THE Vanuatu Government made history Wednesday by launching what may be the first ever trial in the Pacific to test the capacity, efficiency and effectiveness of drones to deliver lifesaving vaccines to inaccessible remote communities in Vanuatu.
Vanuatu will test Remotely Piloted Aerial Systems (RPAS), commonly referred to as ‘drones’, and the services offered by that industry using an important commodity – lifesaving vaccines.
Successful applicants are being challenged to demonstrate the value and suitability of the drones in solving a key development issue – the supply of vital vaccines to children in otherwise inaccessible communities.
“The Parliament of Vanuatu is proud to be hosting the national launch that will pilot the wide application of the drone technology to solving logistical constraints faced by a small island development state like Vanuatu,” stated Esmon Saimon, Speaker of Vanuatu Parliament.
“I would like to especially acknowledge the Ministries of Public Utilities and Infrastructure and Health for taking the lead on such an important project to help us in delivering vaccines to remote rural communities of Vanuatu.”
“UNICEF is excited to work with the Government of Vanuatu to support this initiative. Ensuring vaccines are consistently available in isolated and remote communities is one of the keys to sustaining high rates of immunisation. We welcome innovative measures to ensure that every child is reached,” said UNICEF Pacific Representative, Sheldon Yett.
Director General of the Ministry of Health, George Taleo, said this is a milestone for Vanuatu.
“If the trial shows that vaccine delivery using drones can work, and that it can be integrated into our existing national and provincial systems, then it will change the way we operate forever. If it works, we will allow us to better ensure availability of health supplies to our people even at community aid post levels,” he said.
Increasing availability, performance and declining cost of drones offer innovative opportunities for applications in challenging environments such as Vanuatu.

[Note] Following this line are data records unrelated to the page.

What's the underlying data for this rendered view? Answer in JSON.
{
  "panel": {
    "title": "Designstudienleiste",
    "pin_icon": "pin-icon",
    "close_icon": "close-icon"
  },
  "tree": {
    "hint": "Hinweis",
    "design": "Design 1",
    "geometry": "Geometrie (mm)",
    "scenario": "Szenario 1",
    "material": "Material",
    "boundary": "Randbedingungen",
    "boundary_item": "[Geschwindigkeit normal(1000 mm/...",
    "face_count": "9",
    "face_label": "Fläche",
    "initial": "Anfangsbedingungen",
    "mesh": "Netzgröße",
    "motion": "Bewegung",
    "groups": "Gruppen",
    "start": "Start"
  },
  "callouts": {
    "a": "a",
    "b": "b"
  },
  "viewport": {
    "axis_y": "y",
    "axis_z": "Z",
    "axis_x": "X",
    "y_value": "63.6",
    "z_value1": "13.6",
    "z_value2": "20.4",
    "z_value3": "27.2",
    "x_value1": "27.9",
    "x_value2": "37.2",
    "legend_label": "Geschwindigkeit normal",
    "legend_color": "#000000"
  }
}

An archipelago of 83 islands that run 1600 kilometres north to south, 65 of which are inhabited and around 20 of which have airfields and established roads, Vanuatu faces considerable logistical challenges to reach, engage with and support remote communities. This initiative explores options that allow the government to enhance service delivery and significantly reduce costs as it does not require massive investment in infrastructure and transport.
The trial will be conducted in three phases: a technical trial in August when drones will be flying over North Efate Island and scored against various performance criterias; a request for proposal through which vaccines will be delivered to health staff on targeted islands in February and March 2018; and a three to six month use of UAVs in regular provincial deliveries of health supplies later in 2018. The initiative is led by the Government through Ministry of Health and Ministry of Infrastructure & Public Utilities, with the support of the United Nations Children’s Fund.